LeoNardoDaVinci
Member
Farmer John said:If you think about psychedelics/psychoactive plants or beings like mushrooms as drugs then of course they'll hit ya right back theyre tools not drugs...
I know this, and I consider myself a very spiritual person. I am on a journey of self exploration and truth. I am just being scared shitless by the journey and the tools. I feel like I am seeing too much I guess I just can't handle it at this point in my life.
I guess I am being told to slow down and take it easy for a while. One of my biggest fears is that I never came out of my salvia trip, that I hurt my sister during it and I receeded into my subcon, and people are my thoughts(I have seen this), people are repeating things I have done in the past...is this just life? Was it always like this and I just never noticed till salvia? Are the visions of harm to my sister a sick game of my ego, trying to scare me away from my true self, my true potential for beauty and greatness? I fear during a future trip I may lose control(I always hold control well no matter the mental fatigue it causes) and that scares me so for now I feel it is time to slow down and just stick to herbal for a while, and try and limit it also.
At some point a trip to the wide open great outdoors is in order but I can't take any time off work because I have only been working there 3 months.
Thank you for all your input and concerns my friends, it means alot to me. It is hard to talk to people about this stuff because they think I am saying "you aren't real" but everyone is just as real as I am we are all just super freaking connected and this connectedness sometimes scares the shit out of me and I feel skitzo. Oh also something that worries me is that everything I see in this world isn't really what it seems and the actions I am making are actually causing great harm in the "real" world no matter how good they appear here...crazy I know...guess I have just tripped hard one too many times.

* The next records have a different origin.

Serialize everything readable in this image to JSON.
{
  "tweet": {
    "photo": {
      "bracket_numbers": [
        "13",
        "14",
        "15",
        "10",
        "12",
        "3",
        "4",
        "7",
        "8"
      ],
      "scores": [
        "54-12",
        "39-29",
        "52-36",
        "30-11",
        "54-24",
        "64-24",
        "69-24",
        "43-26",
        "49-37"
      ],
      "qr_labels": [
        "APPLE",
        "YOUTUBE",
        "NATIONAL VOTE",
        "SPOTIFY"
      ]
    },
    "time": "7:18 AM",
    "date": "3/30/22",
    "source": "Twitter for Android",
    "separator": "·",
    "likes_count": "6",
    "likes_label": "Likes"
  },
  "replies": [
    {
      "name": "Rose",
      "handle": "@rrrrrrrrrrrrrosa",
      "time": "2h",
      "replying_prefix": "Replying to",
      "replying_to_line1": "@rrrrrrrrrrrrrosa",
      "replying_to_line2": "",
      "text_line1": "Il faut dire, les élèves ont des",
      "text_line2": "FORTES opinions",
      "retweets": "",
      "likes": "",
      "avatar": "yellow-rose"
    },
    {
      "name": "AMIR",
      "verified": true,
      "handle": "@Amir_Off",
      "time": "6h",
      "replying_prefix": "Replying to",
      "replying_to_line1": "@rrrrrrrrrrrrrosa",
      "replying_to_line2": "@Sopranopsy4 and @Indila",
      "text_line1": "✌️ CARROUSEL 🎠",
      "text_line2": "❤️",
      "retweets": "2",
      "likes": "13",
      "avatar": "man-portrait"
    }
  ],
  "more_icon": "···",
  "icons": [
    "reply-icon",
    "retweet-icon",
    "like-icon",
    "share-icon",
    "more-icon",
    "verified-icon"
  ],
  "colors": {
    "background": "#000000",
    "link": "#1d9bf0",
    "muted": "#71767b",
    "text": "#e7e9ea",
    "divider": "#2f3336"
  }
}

Lastly I had a dream that I just remembered, I don't know if it was last night or the night after the trip. I think I contribute this dream to my sister being on my mind and me saying "I love my sister" over and over throughout the trip and the next day, in my head. Me and my best friend(also my sisters bf) Deezy and my sister are sitting in the living room smoking weed and my sister passes a hit to Deezy via a kiss, and then she does the same to me. It didn't feel sexual at all but I felt a very powerful and beautiful connection with my sister in this dream, as well as my friend Deezy. I always see this pattern that everything can morph into when I trip...and it is me, my sister, and Deezy all connected at the head. It is a weird pattern though and it really trips me out because it is always very prevalent in all of my trips no matter the substance. Anywho, I love you guys and I thank you all for being there.